Im new in the statistics world and i hope that you can help me.

i have two groups of sample that are divided by one y (depended) variable

y = binary, is a good employee or no

then i have ten variables (x) divided into demografic variables and profile test. Example: age, emotion level, if he/she has kids, etc

my question is...which is the best test to analyse the best predictor variables? what is the best way to try to construct a predictive model? Is Cluster Analysis useful for that?

So...I will be grateful if you can help this newbie in statistics
Last edited:


TS Contributor
I understand that you have a categorical Dependent Variable, which has 2 levels (good employee/bad employee). Then, you have different Independent Variables (i.e., predictors), and you want to build a predictive model.
Since your DV is binary, you may want to look into Binary Logistic Regression, in order to assess how the IV helps you in predicting the positive outcome of the DV (i.e., being a good employee).

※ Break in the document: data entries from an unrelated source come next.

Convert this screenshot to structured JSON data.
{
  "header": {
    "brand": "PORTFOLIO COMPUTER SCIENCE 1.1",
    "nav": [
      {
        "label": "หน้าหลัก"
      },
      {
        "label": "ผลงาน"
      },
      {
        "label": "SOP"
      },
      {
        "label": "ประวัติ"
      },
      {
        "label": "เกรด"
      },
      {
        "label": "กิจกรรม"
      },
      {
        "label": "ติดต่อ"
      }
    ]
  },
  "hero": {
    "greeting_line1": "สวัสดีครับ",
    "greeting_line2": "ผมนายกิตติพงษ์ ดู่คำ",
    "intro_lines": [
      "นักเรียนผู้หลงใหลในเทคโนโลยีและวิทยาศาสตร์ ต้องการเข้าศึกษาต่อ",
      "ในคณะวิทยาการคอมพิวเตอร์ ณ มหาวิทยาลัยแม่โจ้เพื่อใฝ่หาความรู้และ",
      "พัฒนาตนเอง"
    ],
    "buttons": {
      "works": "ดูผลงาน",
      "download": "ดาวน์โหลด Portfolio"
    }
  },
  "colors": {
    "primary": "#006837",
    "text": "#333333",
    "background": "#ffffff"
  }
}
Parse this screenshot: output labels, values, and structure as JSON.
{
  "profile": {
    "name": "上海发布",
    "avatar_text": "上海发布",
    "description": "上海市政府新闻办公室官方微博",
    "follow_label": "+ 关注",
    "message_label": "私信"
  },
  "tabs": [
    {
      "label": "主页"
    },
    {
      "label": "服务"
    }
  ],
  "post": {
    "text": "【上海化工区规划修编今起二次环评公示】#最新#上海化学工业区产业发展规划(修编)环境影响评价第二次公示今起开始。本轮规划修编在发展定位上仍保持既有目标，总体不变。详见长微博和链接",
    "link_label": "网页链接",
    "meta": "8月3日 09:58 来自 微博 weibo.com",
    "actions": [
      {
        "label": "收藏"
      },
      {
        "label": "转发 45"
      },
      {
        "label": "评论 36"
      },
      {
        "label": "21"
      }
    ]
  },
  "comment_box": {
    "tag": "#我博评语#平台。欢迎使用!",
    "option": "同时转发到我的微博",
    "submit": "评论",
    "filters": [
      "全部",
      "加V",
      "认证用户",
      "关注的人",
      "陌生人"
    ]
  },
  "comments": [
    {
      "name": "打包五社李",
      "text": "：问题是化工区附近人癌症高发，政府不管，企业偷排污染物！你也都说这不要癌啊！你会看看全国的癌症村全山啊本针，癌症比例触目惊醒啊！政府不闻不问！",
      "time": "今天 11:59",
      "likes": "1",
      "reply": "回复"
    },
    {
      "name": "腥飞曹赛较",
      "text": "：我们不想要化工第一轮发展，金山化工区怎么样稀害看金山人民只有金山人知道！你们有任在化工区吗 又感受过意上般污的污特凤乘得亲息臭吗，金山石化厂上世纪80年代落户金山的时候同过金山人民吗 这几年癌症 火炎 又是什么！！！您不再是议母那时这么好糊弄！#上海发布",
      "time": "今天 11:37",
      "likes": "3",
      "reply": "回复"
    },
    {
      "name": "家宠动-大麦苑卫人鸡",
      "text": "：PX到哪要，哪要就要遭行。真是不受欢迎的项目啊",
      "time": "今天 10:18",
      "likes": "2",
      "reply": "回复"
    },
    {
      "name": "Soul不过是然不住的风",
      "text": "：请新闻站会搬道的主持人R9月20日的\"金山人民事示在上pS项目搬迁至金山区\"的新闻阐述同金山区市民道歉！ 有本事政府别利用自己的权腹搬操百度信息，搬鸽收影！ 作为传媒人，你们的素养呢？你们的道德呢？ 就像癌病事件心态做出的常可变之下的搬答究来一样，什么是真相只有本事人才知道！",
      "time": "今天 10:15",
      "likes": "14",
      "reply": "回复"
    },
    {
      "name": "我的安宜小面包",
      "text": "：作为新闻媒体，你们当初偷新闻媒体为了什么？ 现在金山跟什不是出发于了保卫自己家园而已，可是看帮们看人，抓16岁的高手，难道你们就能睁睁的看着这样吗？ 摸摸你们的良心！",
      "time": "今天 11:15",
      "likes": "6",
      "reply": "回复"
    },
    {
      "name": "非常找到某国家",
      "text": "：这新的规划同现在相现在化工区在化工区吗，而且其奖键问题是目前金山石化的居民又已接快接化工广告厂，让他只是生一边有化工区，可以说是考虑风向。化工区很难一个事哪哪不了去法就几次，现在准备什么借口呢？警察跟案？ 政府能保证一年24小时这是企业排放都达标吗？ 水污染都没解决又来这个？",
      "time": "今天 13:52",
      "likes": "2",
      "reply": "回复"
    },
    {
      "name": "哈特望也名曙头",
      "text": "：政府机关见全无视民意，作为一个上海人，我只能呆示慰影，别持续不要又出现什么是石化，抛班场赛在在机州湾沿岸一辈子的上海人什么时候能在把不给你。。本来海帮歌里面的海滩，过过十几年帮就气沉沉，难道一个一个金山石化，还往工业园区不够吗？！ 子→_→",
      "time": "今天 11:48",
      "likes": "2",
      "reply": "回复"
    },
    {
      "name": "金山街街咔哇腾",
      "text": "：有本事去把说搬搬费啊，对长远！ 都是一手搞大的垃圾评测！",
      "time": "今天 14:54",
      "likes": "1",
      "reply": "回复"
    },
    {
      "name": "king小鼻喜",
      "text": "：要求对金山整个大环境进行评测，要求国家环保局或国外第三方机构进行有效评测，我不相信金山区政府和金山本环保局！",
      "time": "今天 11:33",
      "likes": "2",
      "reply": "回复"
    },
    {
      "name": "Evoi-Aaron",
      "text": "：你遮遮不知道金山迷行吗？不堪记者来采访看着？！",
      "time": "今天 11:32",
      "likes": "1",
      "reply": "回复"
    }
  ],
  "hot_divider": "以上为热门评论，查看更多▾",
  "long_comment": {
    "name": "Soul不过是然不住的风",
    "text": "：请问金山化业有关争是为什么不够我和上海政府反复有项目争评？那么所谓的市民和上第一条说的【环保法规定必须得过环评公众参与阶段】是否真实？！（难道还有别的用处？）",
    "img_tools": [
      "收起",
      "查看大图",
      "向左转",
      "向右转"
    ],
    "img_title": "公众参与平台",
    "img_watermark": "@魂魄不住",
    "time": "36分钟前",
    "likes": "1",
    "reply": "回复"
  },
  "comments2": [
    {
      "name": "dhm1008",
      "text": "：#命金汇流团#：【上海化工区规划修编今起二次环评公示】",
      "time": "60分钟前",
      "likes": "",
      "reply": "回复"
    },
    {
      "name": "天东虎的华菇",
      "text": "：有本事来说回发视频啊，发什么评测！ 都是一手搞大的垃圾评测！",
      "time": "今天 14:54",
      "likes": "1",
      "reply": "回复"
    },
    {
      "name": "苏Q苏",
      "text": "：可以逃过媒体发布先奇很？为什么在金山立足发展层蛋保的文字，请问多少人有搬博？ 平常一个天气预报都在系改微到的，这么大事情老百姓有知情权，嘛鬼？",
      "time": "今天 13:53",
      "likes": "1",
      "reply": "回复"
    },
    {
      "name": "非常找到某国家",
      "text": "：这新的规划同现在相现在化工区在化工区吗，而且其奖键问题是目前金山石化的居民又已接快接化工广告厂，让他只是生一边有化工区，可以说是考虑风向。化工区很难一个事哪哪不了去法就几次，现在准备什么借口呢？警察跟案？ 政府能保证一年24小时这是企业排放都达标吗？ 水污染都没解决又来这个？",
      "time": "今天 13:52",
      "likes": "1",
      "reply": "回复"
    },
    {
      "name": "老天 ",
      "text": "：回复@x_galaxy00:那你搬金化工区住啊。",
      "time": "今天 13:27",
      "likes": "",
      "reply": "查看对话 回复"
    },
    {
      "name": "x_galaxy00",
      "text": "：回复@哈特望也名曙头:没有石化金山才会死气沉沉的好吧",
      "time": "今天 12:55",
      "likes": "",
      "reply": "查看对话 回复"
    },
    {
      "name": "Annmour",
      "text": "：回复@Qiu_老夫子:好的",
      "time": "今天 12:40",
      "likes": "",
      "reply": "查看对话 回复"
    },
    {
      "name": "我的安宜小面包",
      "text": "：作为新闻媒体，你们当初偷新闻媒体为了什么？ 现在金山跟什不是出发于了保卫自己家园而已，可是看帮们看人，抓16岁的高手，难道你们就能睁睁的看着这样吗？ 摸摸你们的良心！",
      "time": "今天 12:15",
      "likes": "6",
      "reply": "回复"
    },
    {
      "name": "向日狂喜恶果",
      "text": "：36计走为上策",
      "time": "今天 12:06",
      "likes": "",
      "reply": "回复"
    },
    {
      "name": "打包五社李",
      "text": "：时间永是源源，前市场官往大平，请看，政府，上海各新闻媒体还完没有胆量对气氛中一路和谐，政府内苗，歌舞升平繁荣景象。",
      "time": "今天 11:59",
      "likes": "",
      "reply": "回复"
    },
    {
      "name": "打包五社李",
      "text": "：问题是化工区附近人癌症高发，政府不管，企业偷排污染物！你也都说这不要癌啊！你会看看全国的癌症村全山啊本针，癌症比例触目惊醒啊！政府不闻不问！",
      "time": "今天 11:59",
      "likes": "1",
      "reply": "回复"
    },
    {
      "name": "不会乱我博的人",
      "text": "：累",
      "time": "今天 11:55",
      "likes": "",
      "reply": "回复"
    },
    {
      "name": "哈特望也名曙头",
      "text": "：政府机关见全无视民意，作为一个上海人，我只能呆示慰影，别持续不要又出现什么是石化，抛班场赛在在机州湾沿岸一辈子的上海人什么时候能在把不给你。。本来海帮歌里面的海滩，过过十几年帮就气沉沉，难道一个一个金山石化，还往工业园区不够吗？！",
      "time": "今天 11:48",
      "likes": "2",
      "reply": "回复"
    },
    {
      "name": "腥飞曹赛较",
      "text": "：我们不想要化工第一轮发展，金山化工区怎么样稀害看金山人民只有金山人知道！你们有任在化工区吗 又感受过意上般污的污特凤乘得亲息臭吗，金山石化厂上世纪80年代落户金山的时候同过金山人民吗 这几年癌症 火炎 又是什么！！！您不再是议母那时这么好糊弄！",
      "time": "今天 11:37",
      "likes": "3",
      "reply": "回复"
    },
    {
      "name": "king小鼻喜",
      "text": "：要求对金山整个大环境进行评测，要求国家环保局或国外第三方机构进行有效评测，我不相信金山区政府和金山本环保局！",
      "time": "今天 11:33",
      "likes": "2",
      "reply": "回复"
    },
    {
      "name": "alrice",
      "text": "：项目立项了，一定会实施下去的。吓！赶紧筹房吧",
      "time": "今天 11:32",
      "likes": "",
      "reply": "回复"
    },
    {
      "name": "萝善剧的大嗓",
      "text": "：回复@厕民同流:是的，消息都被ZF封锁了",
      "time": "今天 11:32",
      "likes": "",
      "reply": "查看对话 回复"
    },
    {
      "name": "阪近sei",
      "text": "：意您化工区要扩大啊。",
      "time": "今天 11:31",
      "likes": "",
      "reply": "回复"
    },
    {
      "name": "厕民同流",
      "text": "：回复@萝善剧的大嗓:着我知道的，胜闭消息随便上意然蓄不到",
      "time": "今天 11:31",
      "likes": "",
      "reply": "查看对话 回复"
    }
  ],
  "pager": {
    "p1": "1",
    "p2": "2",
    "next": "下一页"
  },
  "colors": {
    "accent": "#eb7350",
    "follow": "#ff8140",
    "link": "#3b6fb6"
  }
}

I assume that you have no/scant familiarity with Logistic Regression. What I can suggest you is to read some books that I have found useful for non-math/non-stat people (like me):
Logistic Regression: A Primer
Logistic Regression Using SAS: Theory and Application
Discovering Statistics Using R


Thanks for reply.

At first i was think about using logistic regression. In fact, i started with that.
But recently the sales director of my company suggested me to analyse the two groups (dv) separately.

For example: analyse the good employee's sample and assume that all independent variables values are good. And do the inverse with the another sample, assuming that the variables values are bad.

He suggest a methodology called "Correlation and Segmentation", and said that with minitab i can do that.

But the correlation that i know is just like Spearman, Pearson, etc, that i have to put the two groups simultaneously in analysis. About segmentation, i thinked in cluster methodology, but i dont know if it can help.

Have you might an idea what he was talking about?


TS Contributor
he is probably referring to something known in the six sigma world (Minitab is a strong clue) as stratification and segmentation - look at the two groups and see whether there are significant differences in any of the underlying variables. I would still go with the logistic regression approach - statistically this is much cleaner.